Not quite - you're given a tax benefit (i.e., not taxed) on your contributions when you contribute them, but when you withdraw funds you pay income tax. If you withdraw before the 'retirement age' (55.5, as you say) then you pay an additional penalty.

The idea being that you would be in a higher tax bracket during your earning years, but in retirement you'd be theoretically in a lower tax bracket, therefore would get some tax savings. Additionally, since the tax savings is taken off of the 'top' of the bracket when you contribute and when you withdraw its added to the 'bottom'.

There's also Roth contributions (where you get no benefit now, but don't pay taxes on gains later when you withdraw), but not all plans offer this.


Pensions are not under your control. mostly they were good but once in a while the company you worked for, for 30 years went bankrupt and then you found out the penson was in company stock so not only were you out your job/income you also lost your retirement.
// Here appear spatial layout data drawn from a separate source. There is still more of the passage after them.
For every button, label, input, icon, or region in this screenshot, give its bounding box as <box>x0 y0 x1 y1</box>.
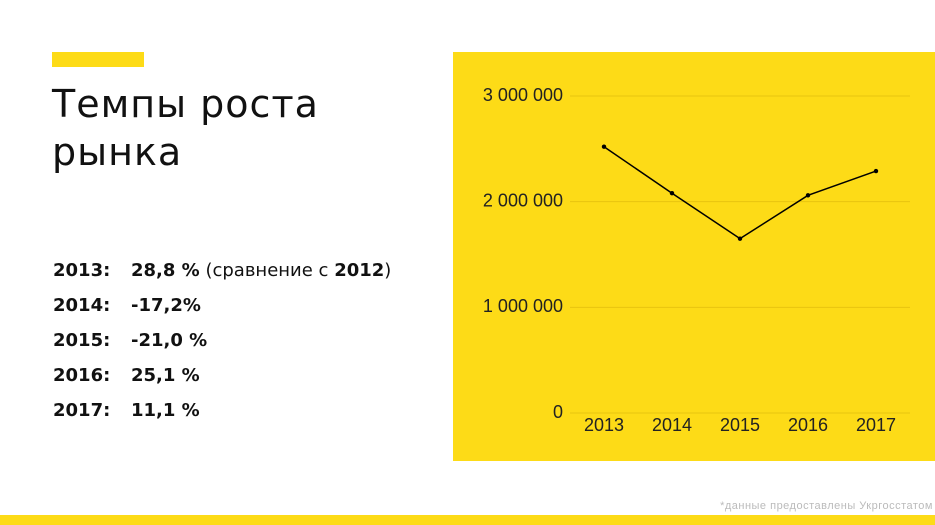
x-tick-label: 2015 <box>720 415 760 435</box>
stat-value: -17,2% <box>131 295 201 316</box>
y-tick-label: 2 000 000 <box>483 190 563 210</box>
y-tick-label: 1 000 000 <box>483 296 563 316</box>
stat-year: 2014: <box>53 295 111 316</box>
stats-list: 2013: 28,8 % (сравнение с 2012) 2014: -17,… <box>53 256 391 431</box>
stat-row: 2015: -21,0 % <box>53 326 391 361</box>
stat-year: 2016: <box>53 365 111 386</box>
stat-note-year: 2012 <box>334 260 385 281</box>
bottom-strip <box>0 515 935 525</box>
x-tick-label: 2014 <box>652 415 692 435</box>
stat-value: -21,0 % <box>131 330 208 351</box>
x-tick-label: 2016 <box>788 415 828 435</box>
point <box>873 168 879 174</box>
point <box>669 191 675 196</box>
stat-row: 2016: 25,1 % <box>53 361 391 396</box>
stat-row: 2013: 28,8 % (сравнение с 2012) <box>53 256 391 291</box>
y-tick-label: 3 000 000 <box>483 85 563 105</box>
chart-panel <box>453 52 935 461</box>
stat-value: 28,8 % <box>131 260 200 281</box>
point <box>805 193 811 198</box>
stat-row: 2014: -17,2% <box>53 291 391 326</box>
accent-bar <box>52 52 144 67</box>
stat-value: 11,1 % <box>131 400 200 421</box>
point <box>737 236 743 241</box>
x-tick-label: 2017 <box>856 415 896 435</box>
slide-title: Темпы роста рынка <box>52 82 319 174</box>
stat-year: 2013: <box>53 260 111 281</box>
stat-value: 25,1 % <box>131 365 200 386</box>
point <box>601 144 607 149</box>
footnote: *данные предоставлены Укргосстатом <box>720 500 933 512</box>
y-tick-label: 0 <box>553 402 563 422</box>
stat-note: ) <box>384 260 392 281</box>
x-tick-label: 2013 <box>584 415 624 435</box>
stat-year: 2015: <box>53 330 111 351</box>
stat-note: (сравнение с <box>205 260 329 281</box>
stat-year: 2017: <box>53 400 111 421</box>
stat-row: 2017: 11,1 % <box>53 396 391 431</box>
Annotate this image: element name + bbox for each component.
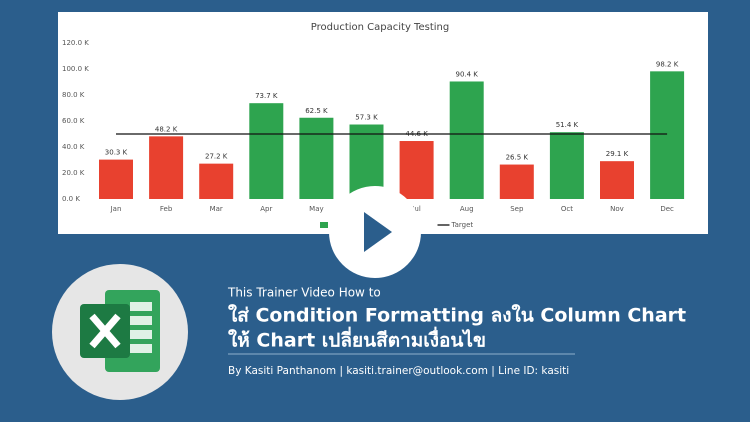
- bar: [249, 103, 284, 199]
- x-tick-label: May: [309, 205, 323, 213]
- x-tick-label: Jul: [411, 205, 421, 213]
- bar: [399, 141, 434, 199]
- bar: [449, 81, 484, 199]
- value-label: 62.5 K: [305, 107, 328, 115]
- legend-swatch: [320, 222, 328, 228]
- y-tick-label: 120.0 K: [62, 39, 89, 47]
- logo-x: [89, 313, 121, 349]
- play-button[interactable]: [329, 186, 421, 278]
- x-tick-label: Oct: [561, 205, 573, 213]
- chart-title: Production Capacity Testing: [311, 22, 449, 33]
- value-label: 26.5 K: [506, 154, 529, 162]
- x-tick-label: Apr: [260, 205, 272, 213]
- excel-logo: [52, 264, 188, 400]
- legend-label: Target: [450, 221, 473, 229]
- value-label: 48.2 K: [155, 125, 178, 133]
- y-tick-label: 80.0 K: [62, 91, 85, 99]
- bar: [600, 161, 634, 199]
- value-label: 30.3 K: [105, 149, 128, 157]
- x-tick-label: Feb: [160, 205, 173, 213]
- y-tick-label: 100.0 K: [62, 65, 89, 73]
- byline: By Kasiti Panthanom | kasiti.trainer@out…: [228, 365, 569, 377]
- title-line: ใส่ Condition Formatting ลงใน Column Cha…: [228, 304, 686, 327]
- bar: [149, 136, 184, 199]
- value-label: 57.3 K: [355, 114, 378, 122]
- intro: This Trainer Video How to: [227, 286, 381, 300]
- value-label: 98.2 K: [656, 60, 679, 68]
- plot: 0.0 K 20.0 K 40.0 K 60.0 K 80.0 K 100.0 K 120.…: [62, 39, 685, 229]
- bar: [549, 132, 584, 199]
- bar: [99, 159, 133, 199]
- play-icon[interactable]: [364, 212, 392, 252]
- x-tick-label: Jan: [110, 205, 122, 213]
- value-label: 51.4 K: [556, 121, 579, 129]
- x-tick-label: Sep: [510, 205, 524, 213]
- x-tick-label: Mar: [210, 205, 223, 213]
- title-line: ให้ Chart เปลี่ยนสีตามเงื่อนไข: [228, 327, 486, 352]
- y-tick-label: 60.0 K: [62, 117, 85, 125]
- value-label: 27.2 K: [205, 153, 228, 161]
- bar: [199, 163, 234, 199]
- x-tick-label: Nov: [610, 205, 624, 213]
- x-tick-label: Aug: [460, 205, 474, 213]
- y-tick-label: 20.0 K: [62, 169, 85, 177]
- bar: [650, 71, 685, 199]
- bar: [499, 164, 534, 199]
- y-tick-label: 40.0 K: [62, 143, 85, 151]
- x-tick-label: Dec: [660, 205, 674, 213]
- value-label: 73.7 K: [255, 92, 278, 100]
- bar: [299, 117, 334, 199]
- value-label: 90.4 K: [455, 70, 478, 78]
- y-tick-label: 0.0 K: [62, 195, 80, 203]
- value-label: 29.1 K: [606, 150, 629, 158]
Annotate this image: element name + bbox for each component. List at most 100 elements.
In response to that we now have laws about what pensons can invest in - but that means their returns are terrible and so they are not a good roi.

more people have access to a 401k today than ever had a pension as well.


> You contribute some % of your paycheck and your employer matches some amount of that (potentially with a vesting schedule)

This is actually completely optional, many employers do not. For example mine does not do any matching or contributions

> The money can be invested, and then at some age (55.5 i believe?) you can access the money without being taxed. There is a maximum you can contribute per year etc etc.

So the tax side of this depends on if the 401k was done as Roth or traditional. Traditional IRAs are tax advantaged but not tax free. Contributions are pre-tax from the employee's paycheck. Roth on the other hand is post tax and tax free on withdrawal (assuming no penalties).


The pensions I had in mind (UK) don't have any guaranteed payout and can go to zero. We don't have to have anyone "managing" them, and I for one think that's a good thing.


We don’t have traditional defined-benefit pensions, or not outside of the public sector.


> We don’t have traditional defined-benefit pensions, or not outside of the public sector.

That's a fairly popular belief, but even now (well, as of March 2023), several decades after the general move against them, 15% of private sector workers have access to a defined-benefit pension plan.

https://www.bls.gov/opub/ted/2024/15-percent-of-private-indu...


Must be it be swallowed up? Is it not possible that an improvement in productivity increases but still be net positive? I believe that's what happens in the real world.


> Must be it be swallowed up?

Yes.

Because user CPU cycles are cheaper than developer brain power.